На том месте, где ныне Адмиралтейство, высилась полтораста лет назад Адмиралтейская крепость на берегу Невы, недалеко от прежнего Зимнего дворца, бывшего тоже на том же месте, на котором находится и нынешний.
Адмиралтейство недаром называлось тогда крепостью: крепостные казематы охватывал довольно глубокий ров с возвышающимся валом, с которого угрюмо смотрели жерла расставленных пушек. Адмиралтейская крепость вместе с находящеюся против нее Петропавловскою крепостью составляла тот замок, которым замыкался тогдашний Петербург от нападений незваных немецких гостей. От валов кругом почти до самой Мии, нынешней Мойки, простиралась луговая местность, по которой в летнее время мирно бродили и щипали травку коровы, лошади, овцы и другие домашние животные. Далее, за этим лугом, с левой стороны, начиная от берега, валялись нагроможденные кучи разного хлама, бунты бревен и склады камня, приготовленные для постройки нового Зимнего дворца. Почти подле этих разбросанных строительных материалов начиналась аллея Невской першпективы, убегавшей внутрь далеко – мимо Елизаветинского дворца у нынешнего Полицейского моста, мимо деревянных Гостиных рядов до самой Аничковской слободы и рощи. От Невской першпективы по берегу Мии тянулись ряды жилых строений – каменных и деревянных – с затейливыми, хитрыми узорами и с флюгерами, между которыми выделялись красивые дома Волынского, Остермана и других сановников, а против крепости, на самой середине, красовались увеселительные заведения и бильярдные дома.
На площади кругом Адмиралтейской крепости – народное гулянье.
Более тесные толпы группируются около качелей, около плохо сколоченных подмостков, на которых расхаживает и машет руками какая-то фигура с длинной льняной бородой и в высокой остроконечной шапке, около раевщика и около ларей со сбитнем, орехами, коврижками, гречишниками, пряниками, леденцами и тому подобными любимыми сластями.
В воздухе стоит шум, говор, щелканье орехов, женский визг и доносящийся со всех сторон праздничный трезвон церковных колоколов.

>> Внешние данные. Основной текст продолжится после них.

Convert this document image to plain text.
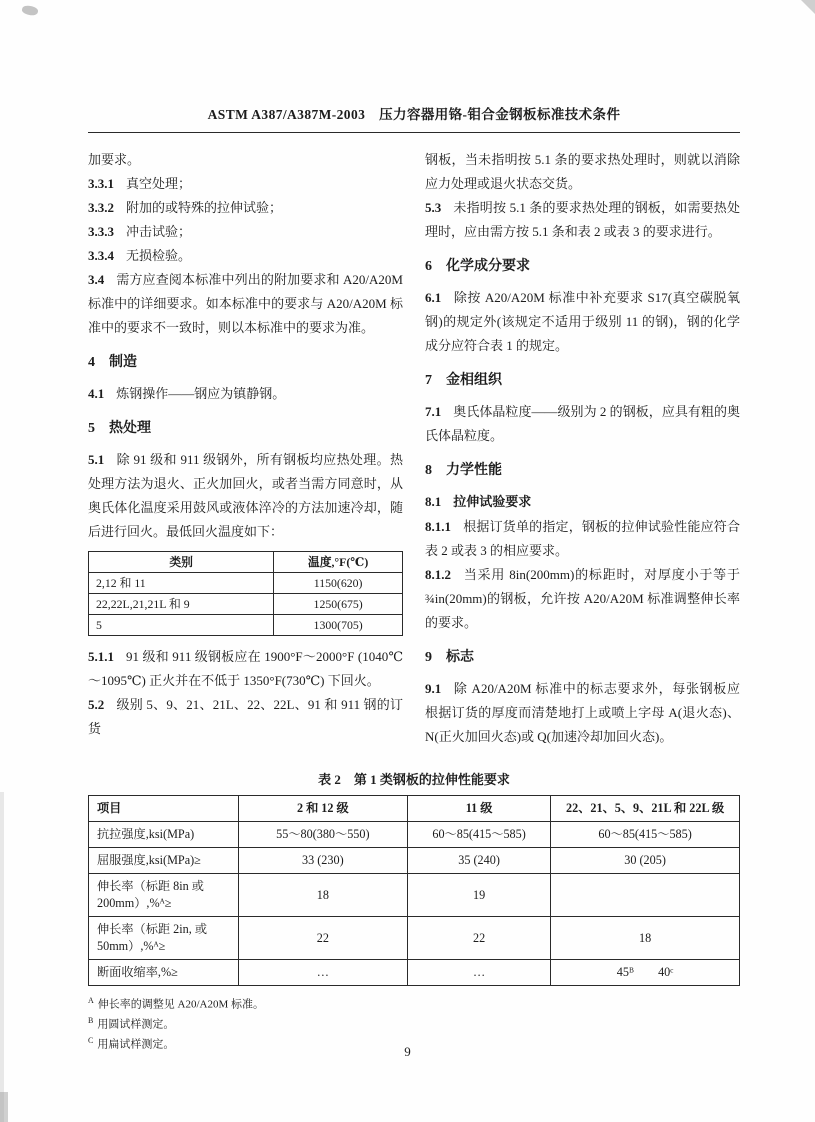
ASTM A387/A387M-2003　压力容器用铬-钼合金钢板标准技术条件

加要求。

3.3.1 真空处理；

3.3.2 附加的或特殊的拉伸试验；

3.3.3 冲击试验；

3.3.4 无损检验。

3.4 需方应查阅本标准中列出的附加要求和 A20/A20M 标准中的详细要求。如本标准中的要求与 A20/A20M 标准中的要求不一致时，则以本标准中的要求为准。

4 制造

4.1 炼钢操作——钢应为镇静钢。

5 热处理

5.1 除 91 级和 911 级钢外，所有钢板均应热处理。热处理方法为退火、正火加回火，或者当需方同意时，从奥氏体化温度采用鼓风或液体淬冷的方法加速冷却，随后进行回火。最低回火温度如下：

类别	温度,°F(℃)
2,12 和 11	1150(620)
22,22L,21,21L 和 9	1250(675)
5	1300(705)

5.1.1 91 级和 911 级钢板应在 1900°F～2000°F (1040℃～1095℃) 正火并在不低于 1350°F(730℃) 下回火。

5.2 级别 5、9、21、21L、22、22L、91 和 911 钢的订货

钢板，当未指明按 5.1 条的要求热处理时，则就以消除应力处理或退火状态交货。

5.3 未指明按 5.1 条的要求热处理的钢板，如需要热处理时，应由需方按 5.1 条和表 2 或表 3 的要求进行。

6 化学成分要求

6.1 除按 A20/A20M 标准中补充要求 S17(真空碳脱氧钢)的规定外(该规定不适用于级别 11 的钢)，钢的化学成分应符合表 1 的规定。

7 金相组织

7.1 奥氏体晶粒度——级别为 2 的钢板，应具有粗的奥氏体晶粒度。

8 力学性能

8.1 拉伸试验要求

8.1.1 根据订货单的指定，钢板的拉伸试验性能应符合表 2 或表 3 的相应要求。

8.1.2 当采用 8in(200mm)的标距时，对厚度小于等于 ¾in(20mm)的钢板，允许按 A20/A20M 标准调整伸长率的要求。

9 标志

9.1 除 A20/A20M 标准中的标志要求外，每张钢板应根据订货的厚度而清楚地打上或喷上字母 A(退火态)、N(正火加回火态)或 Q(加速冷却加回火态)。

表 2　第 1 类钢板的拉伸性能要求
项目	2 和 12 级	11 级	22、21、5、9、21L 和 22L 级
抗拉强度,ksi(MPa)	55～80(380～550)	60～85(415～585)	60～85(415～585)
屈服强度,ksi(MPa)≥	33 (230)	35 (240)	30 (205)
伸长率（标距 8in 或 200mm）,%ᴬ≥	18	19	
伸长率（标距 2in, 或 50mm）,%ᴬ≥	22	22	18
断面收缩率,%≥	…	…	45ᴮ　　40ᶜ
$^A$ 伸长率的调整见 A20/A20M 标准。
$^B$ 用圆试样测定。
$^C$ 用扁试样测定。	9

В особенности около качелей и арлекина с льняной бородой толпится народ; оттуда слышатся прибаутки и взрывы хохота, там заигрывают парни с молодухами. Вон на качелях поднялась какая-то пара, высоко, над головами зрителей, несется оттуда мужской раскатистый смех с аккомпанементом женской звонко выкрикиваемой брани, вслед за которой летит сверху мещанская шапка. Для толпы новый повод для веселья. Шапка от порывов ветра летит по направлению к Неве, упала на землю и катится все дальше и дальше по берегу к реке.
– Молодец, баба, лихо! Ай да козырь! Так его! – ободряют басистые голоса из толпы.
– Лови шапку-то, парень! К морю поплыла рыбу ловить! – визжат пискливые женские голоса.
И новый смех, с новыми прибаутками. Около раевщика тоже немалая толпа зрителей, охотников до диковинок.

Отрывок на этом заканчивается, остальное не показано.